This is a charming block! I love the phlox flower, and remember it fondly from my paternal grandmother’s garden. What I don’t recall is the sent of the phlox flower. I will have to plant some in my yard, just to smell them.

Block #12 ~ The Phlox
Nancy asked the members of the quilt club whether they had ever walked in their gardens at the cool of day and caught the quiet fragrance of the phlox. There is just a faint sweetness that lets you know the phlox is blossoming.
For the flower in our quilt you may use your own judgment and scraps as to the best colors. I have seen pink and white phlox, white and purple, lavender, magenta, red, yellow. You might make each one of the four blossoms a different color, or you might keep them all the same.
I should think a small fast color print design in lavender and white or in pink and white would be attractive. Your choice depends, somewhat, upon the color you used for the zinnia.
Notice that the four blossoms are all cut from the same master pattern. The centre of each flower is embroidered with fast color embroidery cotton. Choose a rather dark color for this centre. The stem is made from bias tape. At least I think that is the easiest way to make it, for the edges are all turned in for you and being on the bias the stem will take curves easily. The leaves are of the same green as used in all the other leaves of the ten previous flowers.
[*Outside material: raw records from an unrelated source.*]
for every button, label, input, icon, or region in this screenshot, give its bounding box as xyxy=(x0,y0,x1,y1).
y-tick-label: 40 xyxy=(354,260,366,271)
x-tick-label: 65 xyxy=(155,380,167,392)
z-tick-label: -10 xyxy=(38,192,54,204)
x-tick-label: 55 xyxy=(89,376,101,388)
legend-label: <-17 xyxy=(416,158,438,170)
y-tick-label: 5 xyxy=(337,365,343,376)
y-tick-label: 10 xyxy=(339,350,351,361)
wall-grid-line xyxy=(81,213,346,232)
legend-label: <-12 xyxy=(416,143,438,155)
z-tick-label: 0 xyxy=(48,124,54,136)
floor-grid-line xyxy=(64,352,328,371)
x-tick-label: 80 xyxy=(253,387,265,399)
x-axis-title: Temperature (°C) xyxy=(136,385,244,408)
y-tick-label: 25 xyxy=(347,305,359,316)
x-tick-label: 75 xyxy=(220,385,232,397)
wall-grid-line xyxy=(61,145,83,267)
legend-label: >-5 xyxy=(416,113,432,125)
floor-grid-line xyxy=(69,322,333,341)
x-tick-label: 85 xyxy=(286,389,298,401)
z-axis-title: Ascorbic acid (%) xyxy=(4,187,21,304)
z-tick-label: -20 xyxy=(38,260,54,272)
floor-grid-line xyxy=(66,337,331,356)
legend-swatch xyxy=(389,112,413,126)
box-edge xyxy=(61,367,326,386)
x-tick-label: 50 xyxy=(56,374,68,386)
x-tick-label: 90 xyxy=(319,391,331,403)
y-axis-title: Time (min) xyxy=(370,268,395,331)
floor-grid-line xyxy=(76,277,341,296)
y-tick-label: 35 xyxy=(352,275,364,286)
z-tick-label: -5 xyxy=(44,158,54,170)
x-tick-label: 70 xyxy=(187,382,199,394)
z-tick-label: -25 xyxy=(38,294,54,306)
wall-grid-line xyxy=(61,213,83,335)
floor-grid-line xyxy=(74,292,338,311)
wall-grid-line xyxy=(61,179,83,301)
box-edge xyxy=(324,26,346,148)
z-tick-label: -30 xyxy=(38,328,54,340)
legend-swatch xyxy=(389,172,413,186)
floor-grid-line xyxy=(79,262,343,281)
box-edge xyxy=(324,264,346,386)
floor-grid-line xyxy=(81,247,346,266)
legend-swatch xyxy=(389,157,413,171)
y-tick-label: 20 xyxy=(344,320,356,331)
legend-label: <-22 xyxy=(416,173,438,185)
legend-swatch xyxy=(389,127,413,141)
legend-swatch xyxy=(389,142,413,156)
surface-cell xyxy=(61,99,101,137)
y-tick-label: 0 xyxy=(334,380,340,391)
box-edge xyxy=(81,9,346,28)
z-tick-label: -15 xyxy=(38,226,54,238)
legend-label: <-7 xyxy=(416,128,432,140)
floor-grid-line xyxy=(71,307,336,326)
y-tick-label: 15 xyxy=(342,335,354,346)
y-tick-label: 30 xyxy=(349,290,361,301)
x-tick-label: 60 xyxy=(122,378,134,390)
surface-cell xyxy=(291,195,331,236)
That mention of “ten” called to the members’ minds the fact that they were starting on the last half of the quilt. In the finished quilt there will be twenty flower blocks or flowers with birds on the urns. The ten which have been given thus far are tulip, cactus, lily of the valley, wild rose, Canterbury bells, trillium, nasturtium, primrose, pansy and zinnia. Now the phlox makes the eleventh flower. There are nine more to come after this.
Each flower is placed in an urn and each flower has two birds admiring it. The urn makes the lower half of the diamond-shaped block and the flower and birds are appliqued on the upper triangle. This triangle is 12-1/2 by 12-1/2 by 17-1/2 inches before it is sewed into the quilt. The finished diamond is twelve by twelve.
After the club members had cut the pattern, with its accompanying directions, from the paper they made a light tracing of the flower on the upper triangle. Then they made a second tracing on the light-weight cardboard. The original was then put away for safekeeping in the Nancy Page quilt scrap book. Directions for this scrap book may be obtained by writing this paper.
The cardboard design was cut into its separate pieces and these were used as patterns. They were laid on the soft, fast color material of which the flower and leaves are to be made. In cutting, a quarter-inch allowance is made on all sides. This allowance is turned under, basted and pressed. Then the pieces are pinned in place on the triangle and sewed or appliqued with running, invisible hemming stitch. The block is then ready for its place in the fast developing and much admired quilt.